T. Rowe Price Health Sciences Fund has an average Morningstar Sustainability Rating of 3 globes, indicating that the ESG risk of holdings in its portfolio is similar to that of its peers in the Healthcare Sector Equity category. Investors concerned about ESG risk may be better off with funds in the category that receive 4 or 5 globes, as they tend to invest in securities less exposed to ESG risk. ESG risk measures the degree to which material environmental, social, and governance issues, such as climate change and inequalities, could affect valuations. ESG risk differs from impact, which is about driving positive environmental and social outcomes for society’s benefit.
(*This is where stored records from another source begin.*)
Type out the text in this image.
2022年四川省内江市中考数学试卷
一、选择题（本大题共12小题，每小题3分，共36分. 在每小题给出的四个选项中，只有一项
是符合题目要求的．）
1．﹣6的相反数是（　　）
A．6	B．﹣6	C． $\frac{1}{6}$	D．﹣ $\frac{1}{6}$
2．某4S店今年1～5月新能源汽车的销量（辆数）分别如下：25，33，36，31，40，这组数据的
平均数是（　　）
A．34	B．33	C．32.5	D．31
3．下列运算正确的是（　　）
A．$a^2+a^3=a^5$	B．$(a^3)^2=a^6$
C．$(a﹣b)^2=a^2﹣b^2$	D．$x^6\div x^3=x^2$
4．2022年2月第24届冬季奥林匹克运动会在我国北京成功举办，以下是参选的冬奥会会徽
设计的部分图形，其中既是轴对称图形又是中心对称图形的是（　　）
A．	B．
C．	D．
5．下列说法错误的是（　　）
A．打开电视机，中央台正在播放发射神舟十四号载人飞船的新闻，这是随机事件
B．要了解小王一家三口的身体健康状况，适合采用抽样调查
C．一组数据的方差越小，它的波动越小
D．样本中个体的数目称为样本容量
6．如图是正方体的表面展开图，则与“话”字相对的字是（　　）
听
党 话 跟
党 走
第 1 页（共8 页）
One key area of strength for T. Rowe Price Health Sciences Fund is its low Morningstar Portfolio Carbon Risk Score of 2.84 and very low fossil fuel exposure over the past 12 months, which earns it the Morningstar Low Carbon Designation. Thus, the companies held in the portfolio are in general alignment with the transition to a low-carbon economy. Currently, the fund's involvement in fossil fuels is negligible, and compares favorably with 0.17% for its average peer. The fund has no exposure to high or severe controversies. From bribery and corruption to workplace discrimination and environmental incidents, controversies are incidents that may negatively affect stakeholders, the environment, or the company’s operations.
One potential issue for a sustainability-focused investor is that T. Rowe Price Health Sciences Fund doesn’t have an ESG-focused mandate. Funds with an ESG-focused mandate would have a higher probability to drive positive ESG outcomes.